Investing.com - Oil traders will continue to weigh ongoing efforts by major global crude producers to reduce a supply glut against a steady increase in U.S. production levels in the week ahead.
Members of the joint OPEC and non-OPEC ministerial monitoring committee held a meeting in Saudi Arabia Friday, at which they confirmed that compliance with a deal to cut output is at its highest ever, further stoking expectations for market rebalancing later this year.
OPEC and 10 producers outside the cartel, including Russia, have been holding back oil output by around 1.8 million barrels a day since the start of last year to slash global inventories to the five year-average. The arrangement is set to expire at the end of 2018.
OPEC will meet in June to decide whether to extend the production-cut agreement. Saudi Arabia, OPEC's de-facto leader, has indicated the participants could continue to hold back output into next year, despite evidence the glut in global supplies have shrunk to levels just above the oil cartel's target.
But their efforts have been somewhat stifled by rising non-OPEC output, led by U.S. shale producers.
U.S. drillers added five oil rigs in the week to April 20, bringing the total count to 820, General Electric (NYSE:GE)'s Baker Hughes energy services firm said in its closely followed report on Friday.
That was the highest number since March 2015, underscoring worries about rising U.S. output.
Indeed, domestic oil production - driven by shale extraction - rose to an all-time high of 10.54 million bpd last week, the Energy Information Administration (EIA) said, staying above Saudi Arabia's output levels and within reach of Russia, the world's biggest crude producer.
Oil prices settled with a modest gain Friday, shaking off earlier weakness sparked by a tweet from U.S. President Donald Trump, to finish higher for the week.
Trump had taken to Twitter early Friday to blame OPEC for “artificially high” prices.
OPEC ministers were quick to respond to Trump’s tweet, according to news reports, with Saudi energy minister Khalid al-Falih saying there is “not such a thing as artificial prices.”

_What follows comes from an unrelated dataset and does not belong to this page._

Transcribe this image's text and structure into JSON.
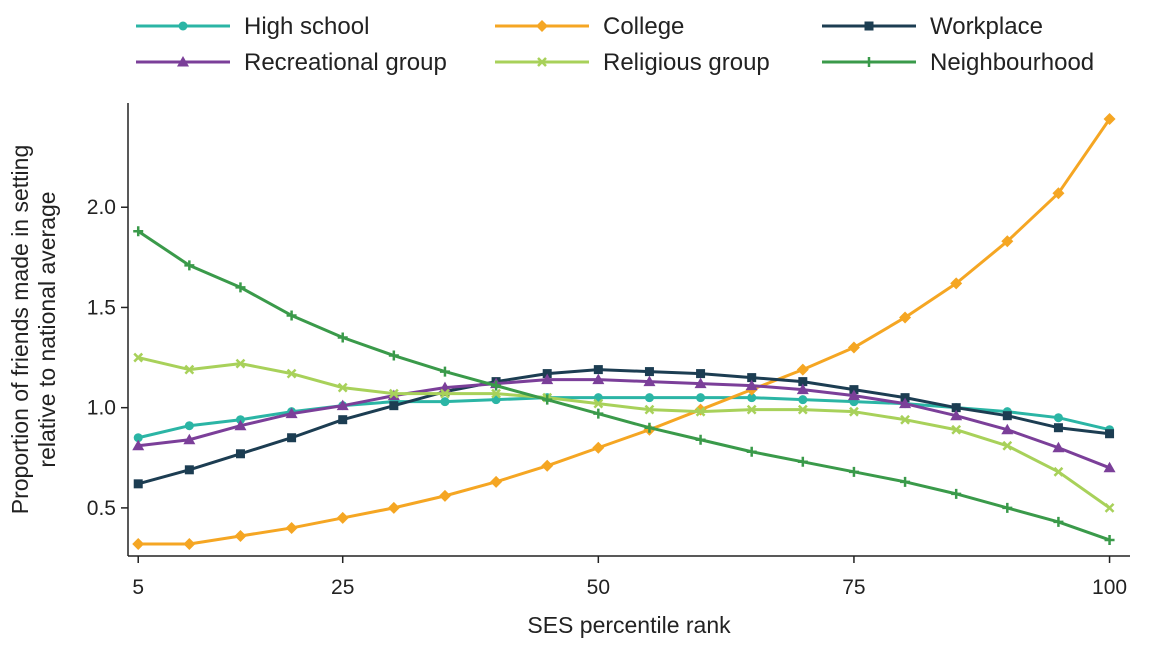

New York-traded WTI crude futures rose 7 cents, or 0.1%, on Friday to end at $68.40 a barrel by close of trade, after dropping as low as $67.49 after Trump's tweet.
Meanwhile, London-traded Brent crude futures, the benchmark for oil prices outside the U.S., tacked on 28 cents, or nearly 0.4%, to settle at $74.06 a barrel, off a session low of $72.83.
Oil prices notched their second straight weekly gain, with WTI rising about 1.5%, while Brent saw a weekly increase of around 2%.
Both benchmarks hit more than three-year highs on Thursday, as falling U.S. crude stockpiles, geopolitical tension in the Middle East and concerns about supply disruptions in key oil-producing nations supported the market.
In the week ahead, oil traders will await fresh data on U.S. commercial crude inventories on Tuesday and Wednesday to gauge the strength of demand in the world’s largest oil consumer and how fast output levels will continue to rise.
Comments from global oil producers for additional signals on whether they plan to extend their current production-cut agreement into next year will also remain on the forefront.
Geopolitics will also likely keep investors on their toes this week.
Ahead of the coming week, Investing.com has compiled a list of the main events likely to affect the oil market.
The American Petroleum Institute, an industry group, is to publish its weekly report on U.S. oil supplies.
The U.S. Energy Information Administration will release its weekly report on oil and gasoline stockpiles.
The U.S. government will publish a weekly report on natural gas supplies in storage.
Baker Hughes will release weekly data on the U.S. oil rig count.